Facebook announced their very own cryptocurrency back in May, after Bloomberg got wind last year December that they were going to trial crypto payments via Whatsapp in India. Facebook then made it clear earlier this month (June) that they would be announcing the full details of their cryptocurrency project today, 18th June.
Named “Libra”, Facebook officially announced it with a new website and a very 2017-like white paper.
Here are some key take aways from the Project Libra website…
1- The name “Libra” is a huge clue to Facebook’s ambitions
A Libra was a unit of weight in Ancient Rome, and was the last unit of weight before the “pound” became widely adopted. The pound became so widely adopted that it became the unit of account for Sterling Silver in the United Kingdom. Are Facebook hinting at their goals for their Libra coin? Or is it just a cool backstory?
2- PayPal, Uber, VISA, Naspers, eBay, Spotify, Vodafone, & others have all chipped in $10 million to run a node
The cryptocurrency will run validating nodes, in a similar structure to Bitcoin and other cryptocurrencies, but the big difference? The qualifications to run a validating node is to pay $10 million, have a market value of $1 billion, and be recognized as a top 100 industry leader by S&P. Running a node will cost $280,000 annually. Yes, that’s right. Centralized decentralization anyone? One thing I do note here is: A lot of companies will now be setting up “Libra” divisions – sharpen that CV, friends.
3- They want to build the next PayPal
In the same way PayPal was built to service the marketplaces of the internet (it was built in part by eBay), Facebook recognise that the future of commerce is global. Hence they want to build an infrastructure that services this global economy.
4- It is a “stable coin”
Their goal is to ensure the value of the token remains stable. Facebook have not officially given which value they will peg it to as yet (ie. it won’t be $1 per Libra), but instead have said the token’s value will be determined by a number of economic factors tied to their bank deposits, securities, and historically stable international currencies.
5- It already has its own symbol
Just like the Euro (€) or the Dollar ($), along with every accepted currency in the world, Libra has its own symbol. Three “waves”, that could represent baskets?

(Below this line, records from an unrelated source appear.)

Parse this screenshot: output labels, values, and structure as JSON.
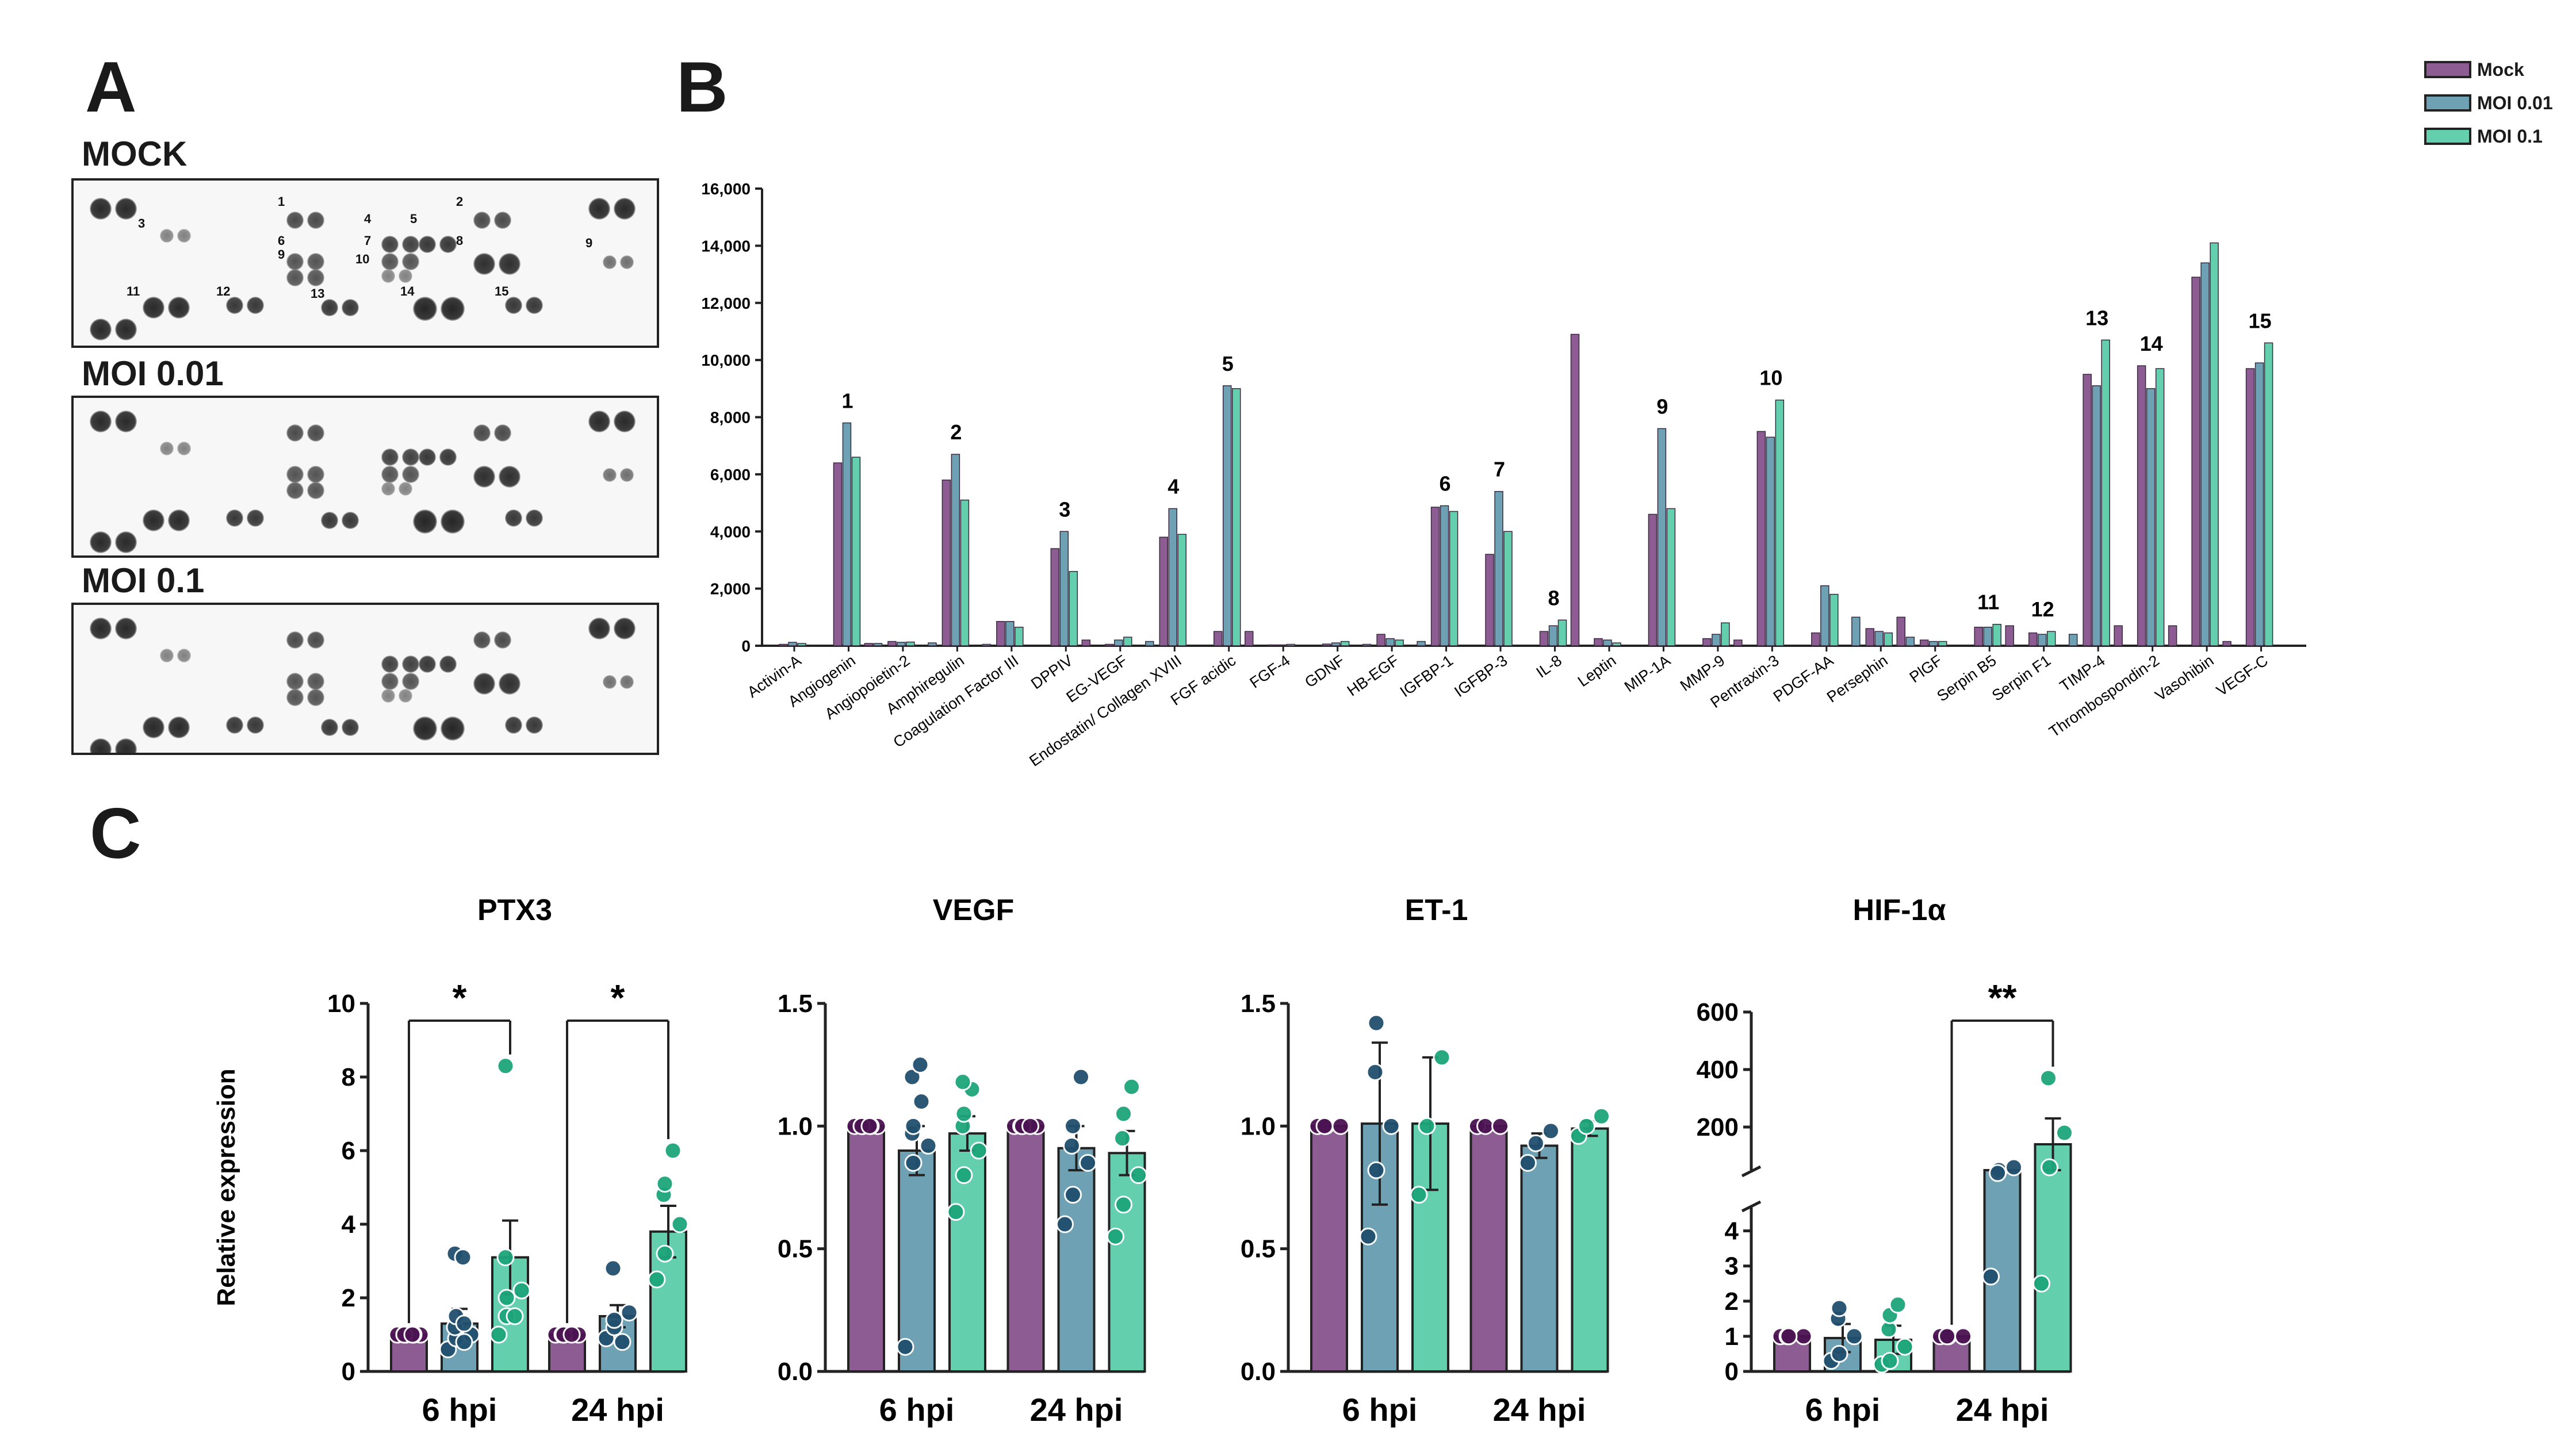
{
  "panels": {
    "A": "A",
    "B": "B",
    "C": "C"
  },
  "colors": {
    "mock": "#8c5c93",
    "moi001": "#6ea1b4",
    "moi01": "#63cfad",
    "dot_mock": "#4b1352",
    "dot_moi001": "#214f6e",
    "dot_moi01": "#1da57a"
  },
  "blots": [
    {
      "title": "MOCK",
      "labels": [
        "1",
        "2",
        "3",
        "4",
        "5",
        "6",
        "7",
        "8",
        "9",
        "10",
        "11",
        "12",
        "13",
        "14",
        "15",
        "9"
      ]
    },
    {
      "title": "MOI 0.01"
    },
    {
      "title": "MOI 0.1"
    }
  ],
  "chart_data": [
    {
      "type": "bar",
      "panel": "B",
      "categories": [
        "Activin-A",
        "Angiogenin",
        "Angiopoietin-2",
        "Amphiregulin",
        "Coagulation  Factor III",
        "DPPIV",
        "EG-VEGF",
        "Endostatin/ Collagen XVIII",
        "FGF acidic",
        "FGF-4",
        "GDNF",
        "HB-EGF",
        "IGFBP-1",
        "IGFBP-3",
        "IL-8",
        "Leptin",
        "MIP-1A",
        "MMP-9",
        "Pentraxin-3",
        "PDGF-AA",
        "Persephin",
        "PlGF",
        "Serpin B5",
        "Serpin F1",
        "TIMP-4",
        "Thrombospondin-2",
        "Vasohibin",
        "VEGF-C"
      ],
      "series": [
        {
          "name": "Mock",
          "values": [
            50,
            6400,
            150,
            5800,
            850,
            3400,
            50,
            3800,
            500,
            30,
            60,
            400,
            4850,
            3200,
            500,
            250,
            4600,
            250,
            7500,
            450,
            600,
            200,
            650,
            450,
            9500,
            9800,
            12900,
            9700
          ]
        },
        {
          "name": "MOI 0.01",
          "values": [
            120,
            7800,
            120,
            6700,
            850,
            4000,
            200,
            4800,
            9100,
            30,
            100,
            250,
            4900,
            5400,
            700,
            200,
            7600,
            400,
            7300,
            2100,
            500,
            150,
            650,
            400,
            9100,
            9000,
            13400,
            9900
          ]
        },
        {
          "name": "MOI 0.1",
          "values": [
            80,
            6600,
            130,
            5100,
            650,
            2600,
            300,
            3900,
            9000,
            50,
            150,
            200,
            4700,
            4000,
            900,
            100,
            4800,
            800,
            8600,
            1800,
            450,
            150,
            750,
            500,
            10700,
            9700,
            14100,
            10600
          ]
        }
      ],
      "bar_set_2": {
        "name": "",
        "values": [
          0,
          80,
          100,
          50,
          0,
          0,
          150,
          0,
          0,
          0,
          50,
          150,
          0,
          0,
          0,
          0,
          0,
          0,
          0,
          1000,
          300,
          0,
          0,
          400,
          0,
          0,
          0,
          0
        ]
      },
      "bar_set_3": {
        "name": "",
        "values": [
          0,
          80,
          0,
          0,
          0,
          200,
          0,
          0,
          500,
          0,
          0,
          0,
          0,
          0,
          10900,
          0,
          0,
          200,
          0,
          0,
          1000,
          0,
          700,
          0,
          700,
          700,
          150,
          0
        ]
      },
      "legend": [
        "Mock",
        "MOI 0.01",
        "MOI 0.1"
      ],
      "annotations": [
        {
          "label": "1",
          "cat": 1
        },
        {
          "label": "2",
          "cat": 3
        },
        {
          "label": "3",
          "cat": 5
        },
        {
          "label": "4",
          "cat": 7
        },
        {
          "label": "5",
          "cat": 8
        },
        {
          "label": "6",
          "cat": 12
        },
        {
          "label": "7",
          "cat": 13
        },
        {
          "label": "8",
          "cat": 14
        },
        {
          "label": "9",
          "cat": 16
        },
        {
          "label": "10",
          "cat": 18
        },
        {
          "label": "11",
          "cat": 22
        },
        {
          "label": "12",
          "cat": 23
        },
        {
          "label": "13",
          "cat": 24
        },
        {
          "label": "14",
          "cat": 25
        },
        {
          "label": "15",
          "cat": 27
        }
      ],
      "ylim": [
        0,
        16000
      ],
      "yticks": [
        "0",
        "2,000",
        "4,000",
        "6,000",
        "8,000",
        "10,000",
        "12,000",
        "14,000",
        "16,000"
      ]
    },
    {
      "type": "bar",
      "panel": "C",
      "title": "PTX3",
      "ylabel": "Relative expression",
      "categories": [
        "6 hpi",
        "24 hpi"
      ],
      "ylim": [
        0,
        10
      ],
      "yticks": [
        "0",
        "2",
        "4",
        "6",
        "8",
        "10"
      ],
      "series": [
        {
          "name": "Mock",
          "values": [
            1.0,
            1.0
          ],
          "err": [
            0,
            0
          ]
        },
        {
          "name": "MOI 0.01",
          "values": [
            1.3,
            1.5
          ],
          "err": [
            0.4,
            0.3
          ]
        },
        {
          "name": "MOI 0.1",
          "values": [
            3.1,
            3.8
          ],
          "err": [
            1.0,
            0.7
          ]
        }
      ],
      "points": [
        [
          [
            1,
            1,
            1,
            1,
            1,
            1,
            1,
            1
          ],
          [
            0.6,
            0.9,
            1.0,
            1.2,
            1.5,
            0.8,
            3.2,
            3.1,
            1.3
          ],
          [
            1.0,
            1.5,
            2.2,
            3.1,
            2.0,
            1.5,
            8.3
          ]
        ],
        [
          [
            1,
            1,
            1,
            1,
            1,
            1
          ],
          [
            0.9,
            1.2,
            1.6,
            2.8,
            1.4,
            0.8
          ],
          [
            2.5,
            3.2,
            4.0,
            4.8,
            5.1,
            6.0
          ]
        ]
      ],
      "significance": [
        {
          "text": "*",
          "groups": [
            0
          ]
        },
        {
          "text": "*",
          "groups": [
            1
          ]
        }
      ]
    },
    {
      "type": "bar",
      "panel": "C",
      "title": "VEGF",
      "categories": [
        "6 hpi",
        "24 hpi"
      ],
      "ylim": [
        0,
        1.5
      ],
      "yticks": [
        "0.0",
        "0.5",
        "1.0",
        "1.5"
      ],
      "series": [
        {
          "name": "Mock",
          "values": [
            1.0,
            1.0
          ],
          "err": [
            0,
            0
          ]
        },
        {
          "name": "MOI 0.01",
          "values": [
            0.9,
            0.91
          ],
          "err": [
            0.1,
            0.09
          ]
        },
        {
          "name": "MOI 0.1",
          "values": [
            0.97,
            0.89
          ],
          "err": [
            0.07,
            0.09
          ]
        }
      ],
      "points": [
        [
          [
            1,
            1,
            1,
            1,
            1,
            1,
            1,
            1
          ],
          [
            0.1,
            0.85,
            0.92,
            0.97,
            1.0,
            1.1,
            1.2,
            1.25
          ],
          [
            0.65,
            0.8,
            0.9,
            1.0,
            1.05,
            1.15,
            1.18
          ]
        ],
        [
          [
            1,
            1,
            1,
            1,
            1,
            1
          ],
          [
            0.6,
            0.72,
            0.85,
            0.92,
            1.0,
            1.2
          ],
          [
            0.55,
            0.68,
            0.8,
            0.95,
            1.05,
            1.16
          ]
        ]
      ]
    },
    {
      "type": "bar",
      "panel": "C",
      "title": "ET-1",
      "categories": [
        "6 hpi",
        "24 hpi"
      ],
      "ylim": [
        0,
        1.5
      ],
      "yticks": [
        "0.0",
        "0.5",
        "1.0",
        "1.5"
      ],
      "series": [
        {
          "name": "Mock",
          "values": [
            1.0,
            1.0
          ],
          "err": [
            0,
            0
          ]
        },
        {
          "name": "MOI 0.01",
          "values": [
            1.01,
            0.92
          ],
          "err": [
            0.33,
            0.05
          ]
        },
        {
          "name": "MOI 0.1",
          "values": [
            1.01,
            0.99
          ],
          "err": [
            0.27,
            0.03
          ]
        }
      ],
      "points": [
        [
          [
            1,
            1,
            1,
            1
          ],
          [
            0.55,
            0.82,
            1.0,
            1.22,
            1.42
          ],
          [
            0.72,
            1.0,
            1.28
          ]
        ],
        [
          [
            1,
            1,
            1
          ],
          [
            0.85,
            0.93,
            0.98
          ],
          [
            0.96,
            1.0,
            1.04
          ]
        ]
      ]
    },
    {
      "type": "bar",
      "panel": "C",
      "title": "HIF-1α",
      "categories": [
        "6 hpi",
        "24 hpi"
      ],
      "axis_break": true,
      "yticks_lower": [
        "0",
        "1",
        "2",
        "3",
        "4"
      ],
      "yticks_upper": [
        "200",
        "400",
        "600"
      ],
      "series": [
        {
          "name": "Mock",
          "values": [
            1.0,
            1.0
          ],
          "err": [
            0,
            0
          ]
        },
        {
          "name": "MOI 0.01",
          "values": [
            0.95,
            50
          ],
          "err": [
            0.4,
            0
          ]
        },
        {
          "name": "MOI 0.1",
          "values": [
            0.9,
            140
          ],
          "err": [
            0.4,
            90
          ]
        }
      ],
      "points": [
        [
          [
            1,
            1,
            1,
            1,
            1
          ],
          [
            0.3,
            0.5,
            1.0,
            1.5,
            1.8
          ],
          [
            0.2,
            0.3,
            0.7,
            1.2,
            1.6,
            1.9
          ]
        ],
        [
          [
            1,
            1,
            1,
            1
          ],
          [
            2.7,
            50,
            60,
            40
          ],
          [
            2.5,
            60,
            180,
            370
          ]
        ]
      ],
      "significance": [
        {
          "text": "**",
          "groups": [
            1
          ]
        }
      ]
    }
  ]
}
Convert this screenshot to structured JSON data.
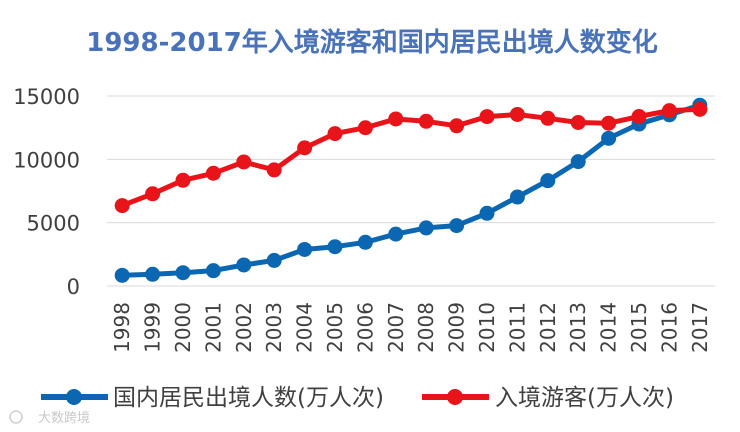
{
  "chart_data": {
    "type": "line",
    "title": "1998-2017年入境游客和国内居民出境人数变化",
    "xlabel": "",
    "ylabel": "",
    "x": [
      "1998",
      "1999",
      "2000",
      "2001",
      "2002",
      "2003",
      "2004",
      "2005",
      "2006",
      "2007",
      "2008",
      "2009",
      "2010",
      "2011",
      "2012",
      "2013",
      "2014",
      "2015",
      "2016",
      "2017"
    ],
    "ylim": [
      0,
      15000
    ],
    "yticks": [
      0,
      5000,
      10000,
      15000
    ],
    "grid": true,
    "legend_position": "bottom",
    "series": [
      {
        "name": "国内居民出境人数(万人次)",
        "color": "#0b67b2",
        "values": [
          842,
          923,
          1047,
          1213,
          1660,
          2022,
          2885,
          3103,
          3452,
          4095,
          4584,
          4766,
          5739,
          7025,
          8318,
          9819,
          11659,
          12786,
          13513,
          14273
        ]
      },
      {
        "name": "入境游客(万人次)",
        "color": "#e8141a",
        "values": [
          6348,
          7280,
          8344,
          8901,
          9791,
          9166,
          10904,
          12029,
          12494,
          13187,
          13003,
          12648,
          13376,
          13542,
          13241,
          12908,
          12850,
          13382,
          13844,
          13948
        ]
      }
    ]
  },
  "watermark": {
    "text": "大数跨境"
  }
}
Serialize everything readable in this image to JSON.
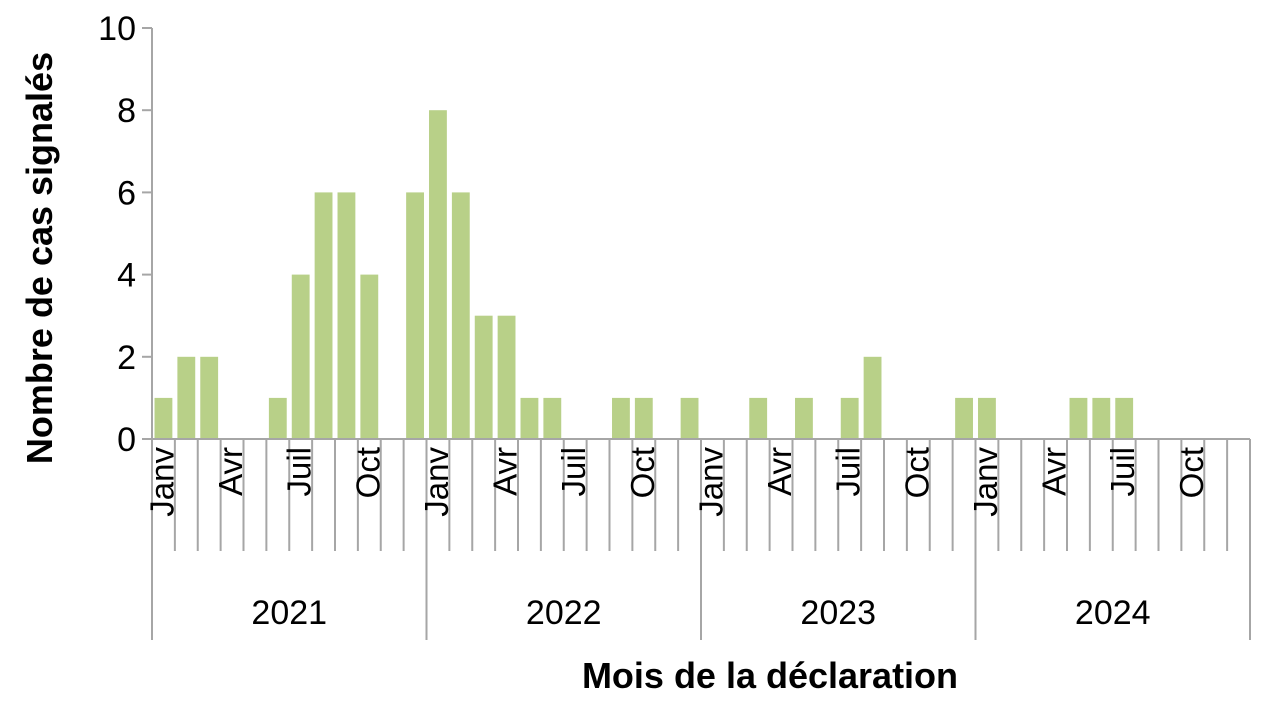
{
  "chart_data": {
    "type": "bar",
    "xlabel": "Mois de la déclaration",
    "ylabel": "Nombre de cas signalés",
    "ylim": [
      0,
      10
    ],
    "yticks": [
      0,
      2,
      4,
      6,
      8,
      10
    ],
    "grid": false,
    "legend": "none",
    "bar_color": "#b8d088",
    "axis_color": "#a6a6a6",
    "years": [
      "2021",
      "2022",
      "2023",
      "2024"
    ],
    "months_per_year": 12,
    "month_labels": [
      {
        "index": 0,
        "label": "Janv"
      },
      {
        "index": 3,
        "label": "Avr"
      },
      {
        "index": 6,
        "label": "Juil"
      },
      {
        "index": 9,
        "label": "Oct"
      }
    ],
    "values": [
      1,
      2,
      2,
      0,
      0,
      1,
      4,
      6,
      6,
      4,
      0,
      6,
      8,
      6,
      3,
      3,
      1,
      1,
      0,
      0,
      1,
      1,
      0,
      1,
      0,
      0,
      1,
      0,
      1,
      0,
      1,
      2,
      0,
      0,
      0,
      1,
      1,
      0,
      0,
      0,
      1,
      1,
      1,
      0,
      0,
      0
    ]
  }
}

6- Its blockchain will handle 1000 transactions per second
Its blockchain will be able to handle 1000 txs per second, 4 billion accounts, and transactions will be 5kb each, and will run on a Byzantine Fault Tolerance system.
7- Facebook’s primary goal in this was to “bank the unbanked”
In the White Paper, Facebook said the were working toward two primary goals: Banking the unbanked, and facilitating low-fee global money transfers. This is exactly what Bitcoin evangelists propagate as a massive goal for Bitcoin, so what now? Bitcoin officially has a competitor. This is going to get interesting.
8- The project is governed by a Geneva-based non-profit
Facebook created the “Libra Association”, a non-profit headquartered out of Geneva, Switzerland, which includes all of the above mentioned companies in point 2, along with Coinbase, Xapo, Lyft, Stripe, Mastercard, and more. This association will govern the Libra project, and no member can get more than 1% of the vote – not even Facebook. That’s some serious belief in decentralization.
9- Calibra launched today as a custodial wallet
Calibra is the blockchain’s consumer wallet and regulated subsidiary. While Libra technically won’t be regulated, software developers will need to abide by jurisdictional laws – which is the realm within which Calibra, the custodian wallet, will operate in (jurisdictional regulation and KYC laws).
The bottomline? It is clear to me that Mark Zuckerberg has seen the promise of Bitcoin. You could argue it came from other executives pushing him to do something, but there is no way this much would have been achieved with so many companies without him spearheading much of its narrative. Zuckerberg and his execs have seen what Bitcoin brings to the world, and have said “we like this, but we don’t see how it can work in such a heavily regulated global economy.”
Facebook believe that with their resources they can build what Bitcoin promised within the complex regulatory environment of today’s geo-political arena. And I admire their efforts for doing so.
Does this mean Bitcoin is over? No ways. Not only will the KYC and data/privacy requirements of Libra leave much space for Bitcoin to operate, but Bitcoin is already its own commodity. A new form of money not seen since gold was bartered off the grid of tax-hungry monarchs. Bitcoin has its own story, and part of it was providing a platform for Libra to be developed – a project which might just have equally as big a story.